Many readers of this blog know that I began my small business about two years ago, after having lost a job in the IT industry that I’d had for 12 years. Starting a small business any time is hard, but starting one when you no longer have an income is almost impossible. How do you afford to do the things necessary to grow a small business? How do you hire people to help with the work? How do you advertise to get the word out?
Start with a business that helps others
Very early on, I decided that I would create a business whose only purpose was to help other peoples’ businesses. I decided that I wouldn’t “sell” anything. Instead, I would offer services that other businesses needed. By focusing solely on my clients and helping them to achieve their goals, I was able to quickly get results for my clients because I wasn’t spending time thinking about my own growth.
Develop (or identify) a marketable skill
I have three very marketable skills — I can write, I understand how to use the Internet to get a business found, and I can write.
OK, I have two very marketable skills, and I’m bad at math. But I contend that if you concentrate your efforts on helping others succeed by capitalizing on your marketable skills, you will find that you have an unlimited number of prospects to work with. And if you are good at the skills that you have, you will never have to advertise as clients will come knocking on your door.
Do you take checks?
Two weeks ago I got a phone call from someone whose name I did not recognize. I returned the call — it was an attorney who had been given my name by colleagues of hers. It seems her website had been hijacked by the firm that created it — there was some dispute over the services they had promised to provide, the cost, etc. — and the company shut-down the website and kept control of her website address (domain name). Could I please come to see her.

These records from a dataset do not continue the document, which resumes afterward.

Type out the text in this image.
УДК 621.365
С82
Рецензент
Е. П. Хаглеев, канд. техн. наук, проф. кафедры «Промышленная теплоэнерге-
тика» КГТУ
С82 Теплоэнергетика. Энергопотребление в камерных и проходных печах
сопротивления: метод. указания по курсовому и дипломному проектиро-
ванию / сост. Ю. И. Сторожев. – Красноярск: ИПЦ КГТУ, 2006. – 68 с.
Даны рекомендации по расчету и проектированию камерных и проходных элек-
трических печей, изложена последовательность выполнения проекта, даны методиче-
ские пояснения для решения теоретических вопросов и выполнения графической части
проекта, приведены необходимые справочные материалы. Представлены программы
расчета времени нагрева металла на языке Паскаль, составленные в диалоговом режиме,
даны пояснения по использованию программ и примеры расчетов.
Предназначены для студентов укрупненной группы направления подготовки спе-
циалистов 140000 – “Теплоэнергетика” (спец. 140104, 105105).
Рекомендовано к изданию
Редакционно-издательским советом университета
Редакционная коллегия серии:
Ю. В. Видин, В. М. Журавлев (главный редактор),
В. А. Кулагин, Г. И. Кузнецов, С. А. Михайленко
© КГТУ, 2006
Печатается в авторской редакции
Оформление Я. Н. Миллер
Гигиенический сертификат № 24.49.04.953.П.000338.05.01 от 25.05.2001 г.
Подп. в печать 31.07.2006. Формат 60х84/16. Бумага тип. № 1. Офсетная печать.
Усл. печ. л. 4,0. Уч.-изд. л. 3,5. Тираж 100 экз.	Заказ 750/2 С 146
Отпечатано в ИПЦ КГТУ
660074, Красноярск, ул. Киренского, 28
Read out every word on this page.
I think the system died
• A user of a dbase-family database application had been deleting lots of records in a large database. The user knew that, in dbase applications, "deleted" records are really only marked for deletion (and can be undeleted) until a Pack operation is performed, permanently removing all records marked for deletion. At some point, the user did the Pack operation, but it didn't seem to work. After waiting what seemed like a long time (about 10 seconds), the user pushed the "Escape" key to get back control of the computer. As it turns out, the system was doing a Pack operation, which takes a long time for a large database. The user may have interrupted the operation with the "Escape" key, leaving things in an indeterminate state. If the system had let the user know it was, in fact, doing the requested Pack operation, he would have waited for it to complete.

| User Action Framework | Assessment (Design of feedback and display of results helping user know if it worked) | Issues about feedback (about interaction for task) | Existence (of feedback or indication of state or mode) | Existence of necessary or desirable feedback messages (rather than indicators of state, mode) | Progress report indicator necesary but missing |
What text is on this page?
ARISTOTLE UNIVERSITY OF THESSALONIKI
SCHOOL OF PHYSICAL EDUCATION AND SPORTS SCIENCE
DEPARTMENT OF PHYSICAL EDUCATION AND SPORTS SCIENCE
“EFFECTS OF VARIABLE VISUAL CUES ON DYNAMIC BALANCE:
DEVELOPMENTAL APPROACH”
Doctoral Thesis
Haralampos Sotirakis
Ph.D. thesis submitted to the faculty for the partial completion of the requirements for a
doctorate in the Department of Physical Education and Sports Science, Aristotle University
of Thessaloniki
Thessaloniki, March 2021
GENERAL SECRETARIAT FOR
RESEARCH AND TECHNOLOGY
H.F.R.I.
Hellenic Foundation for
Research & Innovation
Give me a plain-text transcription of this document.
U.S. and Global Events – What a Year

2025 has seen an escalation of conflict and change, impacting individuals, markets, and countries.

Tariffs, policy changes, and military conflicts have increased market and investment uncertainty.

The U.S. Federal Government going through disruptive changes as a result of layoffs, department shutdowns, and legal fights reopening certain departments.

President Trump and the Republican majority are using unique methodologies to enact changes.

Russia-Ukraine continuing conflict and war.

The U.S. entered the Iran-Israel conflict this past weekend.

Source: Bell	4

We met at her office a few days later. As I opened up my notebook to begin taking notes, she said, “You don’t have to sell me anything. I know all about you. I’m anxious to work with you. I assume you’ll take a check?”.
It has been this way for two years now. And while I can not predict the future, I am grateful for the wonderful clients that I have and the terrific people I have met along the way so far. I am committed to helping my clients succeed.